Os documentos da Receita mostram que o grupo responsável por apurar as denúncias de Flávio identificou o excesso de informação levantada. Em resposta ao então corregedor, o coordenador do Grupo Nacional de Investigação da Receita, Luciano Almeida Carinhanha, afirma que os dados “foram analisados, em parte”.

Segundo o documento do Serpro, a demanda da Cotec foi feita no dia 28 de agosto de 2020, três dias após as advogadas terem relatado suas suspeitas ao presidente e ao GSI (Gabinete de Segurança Institucional da Presidência), e dois dias depois de elas terem se encontrado com o então secretário da Receita, José Barros Tostes Neto.

O ofício afirma que o resultado do pedido “foi separado em dois lotes”. O primeiro restringe a apuração a Flávio, Fernanda e Queiroz, e o segundo aos demais alvos.

A solicitação é feita ao Serpro porque a estatal é a responsável pela guarda das informações dos sistemas da Receita Federal. A pesquisa custou R$ 490,5 mil ao governo, segundo informou o Fisco à reportagem por meio da Lei de Acesso à Informação.

RECEITA DIZ QUE SERVIDORES ATUARAM DE FORMA IMPARCIAL

Em nota, a Receita não explicou a razão da amplitude dos levantamentos. Também não respondeu se Neves atendia a alguma ordem superior ao solicitar a apuração especial nos moldes em que foi feita.

O Fisco disse apenas que a Corregedoria do órgão investigou denúncia publicada na imprensa, “que relatava suposta existência de uma organização criminosa instalada na instituição”.

“Assim, os servidores da Corregedoria da RFB responsáveis pelas análises preliminares de denúncias iniciaram o procedimento para apurar a veracidade do que constava na reportagem.
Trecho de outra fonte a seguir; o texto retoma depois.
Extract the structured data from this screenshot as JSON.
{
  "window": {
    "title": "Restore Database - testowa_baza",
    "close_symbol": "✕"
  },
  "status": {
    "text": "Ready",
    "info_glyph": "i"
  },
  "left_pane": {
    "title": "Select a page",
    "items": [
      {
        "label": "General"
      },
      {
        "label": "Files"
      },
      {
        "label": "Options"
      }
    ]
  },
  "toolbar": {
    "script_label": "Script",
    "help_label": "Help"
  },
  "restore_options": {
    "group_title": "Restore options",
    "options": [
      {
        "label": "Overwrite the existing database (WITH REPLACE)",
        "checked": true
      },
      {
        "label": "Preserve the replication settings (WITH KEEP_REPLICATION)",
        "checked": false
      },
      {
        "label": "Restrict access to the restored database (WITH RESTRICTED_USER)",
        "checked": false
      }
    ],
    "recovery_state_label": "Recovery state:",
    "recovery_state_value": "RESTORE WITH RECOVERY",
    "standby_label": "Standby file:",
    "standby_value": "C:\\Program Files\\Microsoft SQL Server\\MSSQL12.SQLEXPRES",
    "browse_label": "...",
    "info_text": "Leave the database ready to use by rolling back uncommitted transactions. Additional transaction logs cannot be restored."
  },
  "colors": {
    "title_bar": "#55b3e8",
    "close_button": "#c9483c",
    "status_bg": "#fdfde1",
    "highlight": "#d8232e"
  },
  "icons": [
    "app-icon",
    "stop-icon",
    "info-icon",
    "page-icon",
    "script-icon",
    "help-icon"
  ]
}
Com total imparcialidade, os cinco servidores conduziram o procedimento, sem dedicação exclusiva, ou seja, simultaneamente a outras atividades e tarefas de sua jornada laboral na Corregedoria da Receita Federal”, diz a nota.

“O relatório desta comissão concluiu que não foi possível constatar nenhuma das alegações contidas na notícia divulgada pela imprensa. Esse relatório foi acatado pela autoridade instauradora que determinou o seu arquivamento.”